Dunworthy recogió su abrigo.

—Sé civilizada tú si quieres. Yo no tengo ninguna intención de escuchar a esos dos felicitándose por haber enviado al peligro a una joven sin experiencia.

—Vuelves a hablar como ya sabes quién —señaló Mary—. No estarían aquí si algo hubiera salido mal. Tal vez Badri tiene ya el ajuste.

Al parecer, Gilchrist lo había visto cuando se levantaba. Estuvo a punto de volverse como para marcharse, pero Latimer ya estaba junto a la mesa. Gilchrist lo siguió, sin sonreír ya.

—¿Está terminado el ajuste? —preguntó Dunworthy.

—¿El ajuste? —preguntó Gilchrist, vagamente.

—El ajuste. La determinación de dónde y cuándo está Kivrin, lo que hace posible volver a recogerla.

—Su técnico dijo que tardaría al menos una hora en determinar las coordenadas —replicó Gilchrist, envarado—. ¿Siempre tarda tanto? Dijo que vendría a decírnoslo cuando hubiera terminado, pero que las lecturas preliminares indicaban que el lanzamiento había ido a la perfección y que el deslizamiento era mínimo.

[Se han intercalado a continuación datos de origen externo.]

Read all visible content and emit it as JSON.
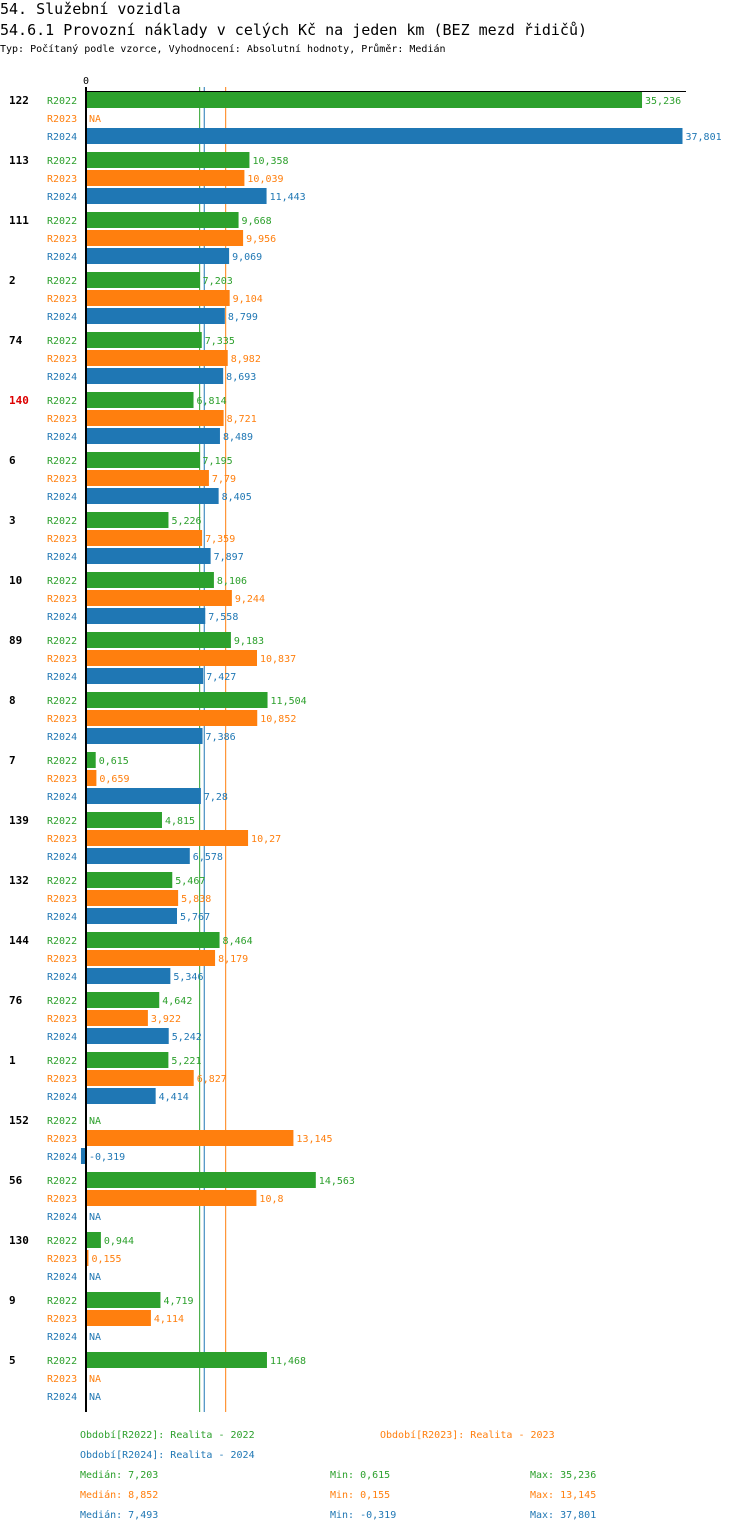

—¡Qué buena noticia! —suspiró Mary, aliviada—. Siéntense. También estamos esperando el ajuste y tomando una pinta mientras tanto. ¿Quieren tomar algo? —preguntó a Latimer, que había terminado de plegar el paraguas y abrochaba la cinta.

—Bueno, creo que sí —asintió Latimer—. Después de todo, éste es un gran día. Un poco de coñac, creo.
«Strong was the wyn, and wel to drinke us leste»
—dijo citando a Chaucer, y se debatió con la cinta, liándola en las varillas del paraguas—. Al fin tendremos la oportunidad de observar de primera mano la pérdida de inflexión adjetival y el cambio del nominativo singular.

Un gran día, pensó Dunworthy, pero se sentía aliviado a su pesar. El deslizamiento era su mayor preocupación.

Era la parte más impredecible de un lanzamiento, incluso con comprobaciones de parámetros.

La teoría decía que se trataba del propio mecanismo de seguridad e interrupción de la red, la forma que tenía el Tiempo de protegerse a sí mismo de las paradojas del continuum. El salto hacia delante en el tiempo se suponía que impedía colisiones, encuentros o acciones que pudieran afectar a la historia, deslizando al historiador más allá del momento crucial en que pudiera matar a Hitler o rescatar al niño ahogado.

Pero la teoría de la red nunca había podido decidir cuáles eran esos momentos críticos o cuánto deslizamiento produciría un lanzamiento determinado. Las comprobaciones de parámetros daban probabilidades, pero Gilchrist no había hecho ninguna. El lanzamiento de Kivrin podría haberse desviado en dos semanas o un mes. Por lo que Gilchrist sabía, ella bien podría haber llegado en abril, con su capa forrada de piel y su saya de invierno.

Pero Badri había dicho que el deslizamiento era mínimo. Eso significaba que Kivrin sólo se había desviado unos pocos días, con tiempo de sobra para averiguar la fecha y establecer el encuentro.

—¿Señor Gilchrist? —decía Mary—. ¿Puedo invitarle a un coñac?

—No, gracias.

Mary rebuscó otro billete arrugado y se dirigió a la barra.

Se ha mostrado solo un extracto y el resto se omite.